We can also look to Europe to see how the Trump administration’s restrictive immigration policies can set migrants up for health crises down the road. The Lancet published a study a couple weeks ago assessed the migration policies of high-income countries around the world that found that restrictive entry policies such as detention have been damaging to the mental health of undocumented immigrants. Restrictive policies against immigrants once they entered a country also led to worse health outcomes. At the hearing yesterday, Representative Lauren Underwood pressed Nielsen on whether the administration was aware and had considered how children would be harmed by being separated from their families. “Tearing kids and their parents apart is immoral, ma’am,” said Underwood. “It’s un-American and it’s just plain wrong.”

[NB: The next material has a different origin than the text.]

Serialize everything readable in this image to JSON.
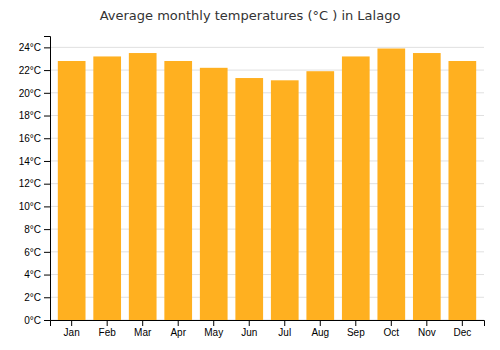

If there was a moment of clarity at Wednesday’s hearing, it came from Al Green, a Democrat from Texas. “There are those who believe that we already have too many people of color in this country,” Green said. “And these—one of whom happens to be the President of the United States of America—would institute policies that will prevent people of color from coming to this country. White babies would not be treated the way these babies of color are being treated, Madam Secretary. This is about color.”